Marko

Supernova remnants (SNRs) are believed to accelerate particles up to high energies, at least
reaching a few PeV, through the mechanism of diffusive shock acceleration (DSA). Detection of
synchrotron radio emission from cosmic ray (CR) electrons supports this picture.

We use two-dimensional hydrodynamic simulations of SNRs, evolving through a homogeneous
ambient medium, coupled with particle acceleration and magnetic field amplification at
non-relativistic shocks to derive the total radio emission. We assume that dynamical reaction
of the accelerated particles on the plasmas involved in the shock formation may not be
negligible as previously assumed in test particle methods and the CR spectrum is affected in a
substantial way. We coupled a simple Blasi’s semi-analytical model that deals with these
non-linear effects in a quantitative way and changes hydrodynamics by means of an effective
adiabatic index. Bell’s cosmic-ray non-resonant streaming instability is considered to be
responsible for the amplification of precursor magnetic field.

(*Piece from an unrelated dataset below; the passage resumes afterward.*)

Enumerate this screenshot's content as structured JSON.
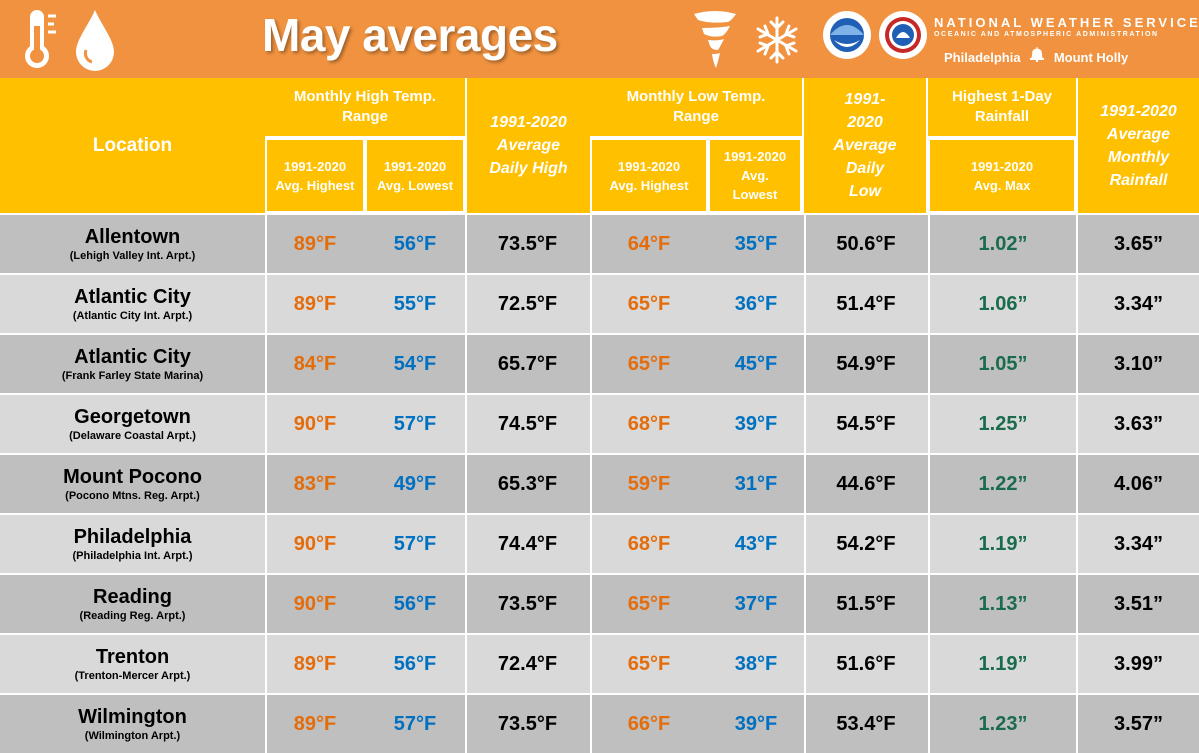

We obtained the radio synchrotron surface brightness increasing with time in the free
expansion phase, achieving its peak value at the beginning of the Sedov phase, and then
decreasing during later phases. The dependence of the radio surface brightness on the
diameter (time), has been calculated for different values of the interstellar medium
density, supernova explosion energy, injection efficiency and different initial ejecta clumping,
covering the region of the existing experimental points.

Obtained evolutionary tracks will be of the utmost importance for the future observations
carried out from a powerful radio telescopes like ALMA and SKA. This method can provide
distances to SNRs but also important information and constraints on the evolutionary stage of
SNRs, their CR production efficiency as well as the parameters of the surrounding medium.